Mr. Franklin’s marriage to Nancy Creevan ended in divorce. He married Lynn Scheidhauer in 1988. In addition to his wife, his survivors include two daughters, Catherine Franklin Abzug and Teresa June Franklin, from his first marriage.
Among his other books is “The Wolf in the Parlor: The Eternal Connection Between Humans and Dogs” (2000), in which he describes how the Franklins’ pet poodle, Sam, woke the family when their house caught fire.

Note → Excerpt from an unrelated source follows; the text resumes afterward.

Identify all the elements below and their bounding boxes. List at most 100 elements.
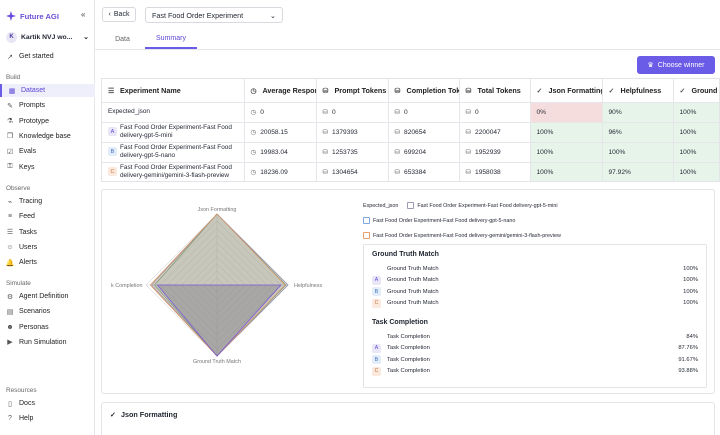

For a writer whose own surgical experience only went so far as having his thumb reattached after it was severed in a fall on the sidewalk, Mr. Franklin’s story on “the monster” aneurysm pressing on Edna Kelly’s brain was rich with detail and accessible imagery. The growing pressure on the arterial wall, he wrote, was like “a tire about to blow out, a balloon ready to burst, a time-bomb the size of a pea.”
Mrs. Kelly was willing to die rather than live with the monster. Her story was not about a miracle. But it begins and ends by invoking sustenance, without which life, and miracles, cannot exist:
Waffles for breakfast made by the wife of Dr. Thomas Barbee Ducker, chief brain surgeon at the University of Maryland Hospital. No coffee. It makes his hands shake, Mr. Franklin wrote. When the surgery is over, what awaits Dr. Ducker are more medical challenges and a peanut butter sandwich his wife had packed in a brown bag with Fig Newtons and a banana.
“Mrs. Kelly is dying,” Mr. Franklin wrote.
“The clock on the wall, near where Dr. Ducker sits, says 1:43, and it’s over.